S’agissant ensuite du non-versement des primes depuis 2008, la mutuelle soutient qu’il est la conséquence de son insuffisance professionnelle, comme en attestent ses supérieurs hiérarchiques successifs, Mme [B], Mme [L], Mme [A] et M. [G] (pièces 116.1, 116.2, 116.3 et 116.4).
La cour relève que l’entretien d’évaluation de M. [I] réalisé en février 2009 (pièce 12 intimée) pointe une baisse de productivité, un manque de rigueur dans les procédures, des objectifs non-atteints, une absence de remise en question et une absence d’initiatives, tous éléments qui pouvaient justifier l’absence de versement d’une prime au titre de l’année 2008.
Par contre, à compter de 2009, faute pour l’employeur d’avoir réalisé des entretiens d’évaluation explicitant les insuffisances de M. [I], alors que les attestations produites sont beaucoup trop générales et imprécises et que les tableaux de suivi ne concernent que la période de janvier 2013 à avril 2014 (pièces 114.1 et114.2), la cour considère que la mutuelle ne justifie par aucun élément objectif, ni la très faible augmentation salariale ni l’absence de versement de primes pendant plusieurs années.

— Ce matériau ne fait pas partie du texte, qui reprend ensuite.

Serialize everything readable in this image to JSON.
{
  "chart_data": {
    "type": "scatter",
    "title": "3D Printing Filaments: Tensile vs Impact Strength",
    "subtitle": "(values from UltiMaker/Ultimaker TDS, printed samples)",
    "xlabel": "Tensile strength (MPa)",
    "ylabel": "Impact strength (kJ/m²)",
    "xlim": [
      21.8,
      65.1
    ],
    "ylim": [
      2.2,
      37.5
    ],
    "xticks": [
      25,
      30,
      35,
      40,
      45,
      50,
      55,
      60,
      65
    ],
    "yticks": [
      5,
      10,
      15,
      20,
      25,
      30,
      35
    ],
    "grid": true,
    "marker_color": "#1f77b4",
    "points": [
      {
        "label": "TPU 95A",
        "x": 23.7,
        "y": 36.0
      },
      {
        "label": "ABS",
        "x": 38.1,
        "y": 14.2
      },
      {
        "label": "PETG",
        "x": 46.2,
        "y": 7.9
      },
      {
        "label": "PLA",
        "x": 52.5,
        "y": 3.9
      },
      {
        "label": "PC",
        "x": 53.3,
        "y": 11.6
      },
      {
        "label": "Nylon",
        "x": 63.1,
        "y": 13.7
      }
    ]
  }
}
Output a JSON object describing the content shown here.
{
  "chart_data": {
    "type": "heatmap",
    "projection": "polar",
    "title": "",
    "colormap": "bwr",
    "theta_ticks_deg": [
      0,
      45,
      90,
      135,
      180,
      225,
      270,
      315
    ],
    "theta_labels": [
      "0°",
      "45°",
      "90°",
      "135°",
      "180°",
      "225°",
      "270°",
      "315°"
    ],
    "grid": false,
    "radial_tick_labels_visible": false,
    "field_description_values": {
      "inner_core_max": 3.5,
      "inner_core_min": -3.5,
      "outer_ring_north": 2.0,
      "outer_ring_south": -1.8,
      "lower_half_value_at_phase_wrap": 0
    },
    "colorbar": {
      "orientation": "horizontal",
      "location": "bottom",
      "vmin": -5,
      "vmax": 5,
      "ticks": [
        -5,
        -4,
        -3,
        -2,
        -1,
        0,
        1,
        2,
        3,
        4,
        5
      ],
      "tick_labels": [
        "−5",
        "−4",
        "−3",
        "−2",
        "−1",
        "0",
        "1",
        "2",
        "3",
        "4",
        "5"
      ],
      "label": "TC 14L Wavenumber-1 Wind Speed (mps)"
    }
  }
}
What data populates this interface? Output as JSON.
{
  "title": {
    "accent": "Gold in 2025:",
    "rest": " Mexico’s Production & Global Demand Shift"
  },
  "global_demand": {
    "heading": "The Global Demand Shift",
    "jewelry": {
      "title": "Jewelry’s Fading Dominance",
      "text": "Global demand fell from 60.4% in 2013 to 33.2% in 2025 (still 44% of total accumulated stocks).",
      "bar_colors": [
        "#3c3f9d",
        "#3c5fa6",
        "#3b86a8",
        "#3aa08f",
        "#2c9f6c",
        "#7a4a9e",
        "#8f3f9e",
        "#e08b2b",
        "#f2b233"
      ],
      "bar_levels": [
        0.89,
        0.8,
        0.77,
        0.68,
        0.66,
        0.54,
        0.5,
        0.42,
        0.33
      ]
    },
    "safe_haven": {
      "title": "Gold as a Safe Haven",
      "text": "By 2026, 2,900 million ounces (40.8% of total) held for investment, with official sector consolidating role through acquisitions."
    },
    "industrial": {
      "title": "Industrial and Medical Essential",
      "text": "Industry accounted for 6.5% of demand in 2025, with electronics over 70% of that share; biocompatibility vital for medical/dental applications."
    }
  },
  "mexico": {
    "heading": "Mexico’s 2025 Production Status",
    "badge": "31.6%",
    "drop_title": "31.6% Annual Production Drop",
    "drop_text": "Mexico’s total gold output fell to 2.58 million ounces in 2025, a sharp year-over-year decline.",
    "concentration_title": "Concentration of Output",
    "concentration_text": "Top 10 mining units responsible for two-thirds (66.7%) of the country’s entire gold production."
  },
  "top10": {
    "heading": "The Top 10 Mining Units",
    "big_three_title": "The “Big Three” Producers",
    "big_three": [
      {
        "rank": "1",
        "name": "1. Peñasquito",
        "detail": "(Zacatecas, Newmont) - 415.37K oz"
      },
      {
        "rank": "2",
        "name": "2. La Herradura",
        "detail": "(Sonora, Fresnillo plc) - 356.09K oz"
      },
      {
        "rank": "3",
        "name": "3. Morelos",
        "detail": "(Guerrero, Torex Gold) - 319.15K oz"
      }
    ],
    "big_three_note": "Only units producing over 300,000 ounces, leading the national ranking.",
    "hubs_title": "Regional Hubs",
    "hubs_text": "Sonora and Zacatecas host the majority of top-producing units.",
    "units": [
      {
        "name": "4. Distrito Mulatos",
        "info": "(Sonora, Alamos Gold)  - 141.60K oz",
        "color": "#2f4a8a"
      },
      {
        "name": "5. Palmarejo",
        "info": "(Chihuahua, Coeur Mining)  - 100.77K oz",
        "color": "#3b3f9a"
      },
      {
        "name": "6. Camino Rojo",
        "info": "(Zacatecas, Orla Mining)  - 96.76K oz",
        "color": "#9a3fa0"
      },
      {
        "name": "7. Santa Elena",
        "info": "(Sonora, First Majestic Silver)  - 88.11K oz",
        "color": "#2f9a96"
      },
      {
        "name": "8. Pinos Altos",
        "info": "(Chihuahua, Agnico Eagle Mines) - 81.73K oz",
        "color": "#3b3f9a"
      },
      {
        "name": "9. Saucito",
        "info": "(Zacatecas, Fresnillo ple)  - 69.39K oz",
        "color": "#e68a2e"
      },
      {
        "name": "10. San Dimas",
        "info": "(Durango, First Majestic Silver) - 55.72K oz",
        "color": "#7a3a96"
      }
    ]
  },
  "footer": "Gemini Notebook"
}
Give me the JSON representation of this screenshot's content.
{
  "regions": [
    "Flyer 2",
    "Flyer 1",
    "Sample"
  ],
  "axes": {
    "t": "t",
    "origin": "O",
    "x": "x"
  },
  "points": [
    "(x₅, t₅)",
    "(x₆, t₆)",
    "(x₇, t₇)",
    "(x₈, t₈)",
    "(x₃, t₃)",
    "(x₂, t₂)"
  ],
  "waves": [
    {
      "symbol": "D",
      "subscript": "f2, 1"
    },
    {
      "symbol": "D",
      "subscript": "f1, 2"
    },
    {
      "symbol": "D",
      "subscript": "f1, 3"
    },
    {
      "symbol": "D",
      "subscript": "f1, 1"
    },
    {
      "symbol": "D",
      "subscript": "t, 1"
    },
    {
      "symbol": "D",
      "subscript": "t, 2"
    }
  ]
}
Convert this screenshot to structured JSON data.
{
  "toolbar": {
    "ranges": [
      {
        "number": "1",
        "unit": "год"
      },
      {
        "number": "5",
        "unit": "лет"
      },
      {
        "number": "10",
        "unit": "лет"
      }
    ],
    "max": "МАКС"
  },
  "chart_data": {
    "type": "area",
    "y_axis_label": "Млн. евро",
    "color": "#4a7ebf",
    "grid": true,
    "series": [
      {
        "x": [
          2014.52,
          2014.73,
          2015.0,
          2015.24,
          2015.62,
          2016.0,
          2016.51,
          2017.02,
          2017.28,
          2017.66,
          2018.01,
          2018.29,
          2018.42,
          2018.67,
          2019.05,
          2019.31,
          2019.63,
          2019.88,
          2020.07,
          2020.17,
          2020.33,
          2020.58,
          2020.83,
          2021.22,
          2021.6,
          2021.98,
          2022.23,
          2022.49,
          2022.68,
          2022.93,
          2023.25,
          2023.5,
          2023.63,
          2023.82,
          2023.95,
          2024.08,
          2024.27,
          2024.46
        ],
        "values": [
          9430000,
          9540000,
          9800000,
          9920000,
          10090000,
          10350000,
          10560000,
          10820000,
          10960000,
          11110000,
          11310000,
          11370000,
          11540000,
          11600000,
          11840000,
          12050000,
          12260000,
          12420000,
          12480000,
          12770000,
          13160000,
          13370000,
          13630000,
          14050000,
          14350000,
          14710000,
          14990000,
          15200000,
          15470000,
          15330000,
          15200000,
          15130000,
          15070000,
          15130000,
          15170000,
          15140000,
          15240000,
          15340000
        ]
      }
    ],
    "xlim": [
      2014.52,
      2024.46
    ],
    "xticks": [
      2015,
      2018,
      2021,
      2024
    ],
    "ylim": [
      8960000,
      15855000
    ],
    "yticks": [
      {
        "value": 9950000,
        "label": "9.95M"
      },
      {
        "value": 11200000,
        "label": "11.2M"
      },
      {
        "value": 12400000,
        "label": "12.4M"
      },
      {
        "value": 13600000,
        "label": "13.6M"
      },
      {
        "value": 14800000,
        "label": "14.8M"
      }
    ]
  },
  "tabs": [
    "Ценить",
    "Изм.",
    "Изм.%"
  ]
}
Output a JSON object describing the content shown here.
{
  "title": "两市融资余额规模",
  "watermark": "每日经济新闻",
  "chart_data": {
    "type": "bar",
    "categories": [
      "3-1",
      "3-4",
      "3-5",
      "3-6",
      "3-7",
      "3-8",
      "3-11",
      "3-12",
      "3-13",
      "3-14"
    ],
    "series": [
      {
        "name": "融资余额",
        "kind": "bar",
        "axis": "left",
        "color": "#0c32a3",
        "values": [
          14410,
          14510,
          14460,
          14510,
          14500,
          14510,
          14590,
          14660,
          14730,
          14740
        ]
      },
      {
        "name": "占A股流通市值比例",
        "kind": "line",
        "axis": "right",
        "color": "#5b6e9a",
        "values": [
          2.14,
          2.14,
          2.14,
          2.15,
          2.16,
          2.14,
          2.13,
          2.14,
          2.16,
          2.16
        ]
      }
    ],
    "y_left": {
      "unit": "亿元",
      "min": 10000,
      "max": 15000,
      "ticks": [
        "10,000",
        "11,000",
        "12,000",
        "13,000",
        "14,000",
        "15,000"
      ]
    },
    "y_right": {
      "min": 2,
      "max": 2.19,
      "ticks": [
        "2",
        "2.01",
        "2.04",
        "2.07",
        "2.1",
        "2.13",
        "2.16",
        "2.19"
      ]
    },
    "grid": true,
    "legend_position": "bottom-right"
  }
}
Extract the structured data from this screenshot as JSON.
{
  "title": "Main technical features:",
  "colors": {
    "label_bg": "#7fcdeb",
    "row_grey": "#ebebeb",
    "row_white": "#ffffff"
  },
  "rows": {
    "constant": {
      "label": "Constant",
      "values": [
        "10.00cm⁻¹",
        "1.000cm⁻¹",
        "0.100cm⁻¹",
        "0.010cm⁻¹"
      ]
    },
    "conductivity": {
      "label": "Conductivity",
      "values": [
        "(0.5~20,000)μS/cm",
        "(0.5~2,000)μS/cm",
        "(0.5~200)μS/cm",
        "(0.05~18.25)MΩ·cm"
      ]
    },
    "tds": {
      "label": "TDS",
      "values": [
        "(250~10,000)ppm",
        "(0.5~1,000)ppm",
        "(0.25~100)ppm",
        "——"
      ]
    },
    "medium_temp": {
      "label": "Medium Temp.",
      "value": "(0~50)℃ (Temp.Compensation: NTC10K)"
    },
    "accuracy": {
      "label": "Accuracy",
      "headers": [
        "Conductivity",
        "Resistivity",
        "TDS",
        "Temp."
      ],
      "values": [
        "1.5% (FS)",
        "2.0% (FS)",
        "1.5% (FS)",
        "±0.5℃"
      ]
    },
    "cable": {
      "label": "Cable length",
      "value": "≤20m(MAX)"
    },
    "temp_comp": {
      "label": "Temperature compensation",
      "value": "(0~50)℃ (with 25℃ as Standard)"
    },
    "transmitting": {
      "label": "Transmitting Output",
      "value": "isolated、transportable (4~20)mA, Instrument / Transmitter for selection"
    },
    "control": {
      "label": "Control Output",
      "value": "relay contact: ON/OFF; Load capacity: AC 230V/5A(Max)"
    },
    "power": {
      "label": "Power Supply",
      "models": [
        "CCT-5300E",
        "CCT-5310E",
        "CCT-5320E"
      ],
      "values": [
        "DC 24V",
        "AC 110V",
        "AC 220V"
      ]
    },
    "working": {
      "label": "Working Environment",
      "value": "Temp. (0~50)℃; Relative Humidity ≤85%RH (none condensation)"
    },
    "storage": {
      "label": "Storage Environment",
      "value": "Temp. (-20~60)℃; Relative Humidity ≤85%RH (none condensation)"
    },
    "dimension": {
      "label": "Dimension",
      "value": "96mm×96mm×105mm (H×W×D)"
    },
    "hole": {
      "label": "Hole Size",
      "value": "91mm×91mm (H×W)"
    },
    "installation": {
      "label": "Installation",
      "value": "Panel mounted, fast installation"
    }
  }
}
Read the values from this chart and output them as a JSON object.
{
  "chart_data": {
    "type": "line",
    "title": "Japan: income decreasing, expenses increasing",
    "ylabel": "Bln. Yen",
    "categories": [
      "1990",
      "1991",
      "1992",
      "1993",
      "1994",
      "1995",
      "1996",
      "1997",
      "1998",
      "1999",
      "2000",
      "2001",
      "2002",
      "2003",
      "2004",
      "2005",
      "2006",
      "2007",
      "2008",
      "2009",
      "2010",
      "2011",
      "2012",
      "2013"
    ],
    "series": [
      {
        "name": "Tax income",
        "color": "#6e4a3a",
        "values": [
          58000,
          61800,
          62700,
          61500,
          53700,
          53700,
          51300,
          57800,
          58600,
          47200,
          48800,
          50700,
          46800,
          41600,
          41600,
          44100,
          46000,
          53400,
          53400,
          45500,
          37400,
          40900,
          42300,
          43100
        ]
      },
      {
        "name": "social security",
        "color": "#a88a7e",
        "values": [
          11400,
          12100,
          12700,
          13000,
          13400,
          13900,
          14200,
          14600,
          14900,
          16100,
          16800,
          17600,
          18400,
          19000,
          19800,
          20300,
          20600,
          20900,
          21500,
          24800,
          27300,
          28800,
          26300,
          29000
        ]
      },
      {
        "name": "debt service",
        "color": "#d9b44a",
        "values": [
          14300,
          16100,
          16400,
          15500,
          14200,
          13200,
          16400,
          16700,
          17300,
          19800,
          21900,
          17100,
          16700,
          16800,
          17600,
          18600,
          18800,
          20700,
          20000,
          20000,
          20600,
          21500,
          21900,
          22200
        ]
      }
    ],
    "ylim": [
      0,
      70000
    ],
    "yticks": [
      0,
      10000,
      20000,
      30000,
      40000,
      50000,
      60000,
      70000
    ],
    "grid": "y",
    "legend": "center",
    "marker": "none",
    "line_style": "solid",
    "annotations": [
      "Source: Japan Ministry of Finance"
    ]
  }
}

k – S’agissant enfin de la politique alléguée de répression et de dénigrement de la Direction, la cour relève que les messages qui ont été échangés sur la liste professionnelle de la mutuelle à la suite de la réunion du comité d’entreprise du 15 juin 2011, concernent M. [R], élu Force Ouvrière, qui avait été démis de ses fonctions de trésorier. M. [I] ne peut donc s’en prévaloir pour soutenir que l’employeur aurait eu à son égard une attitude répréhensible.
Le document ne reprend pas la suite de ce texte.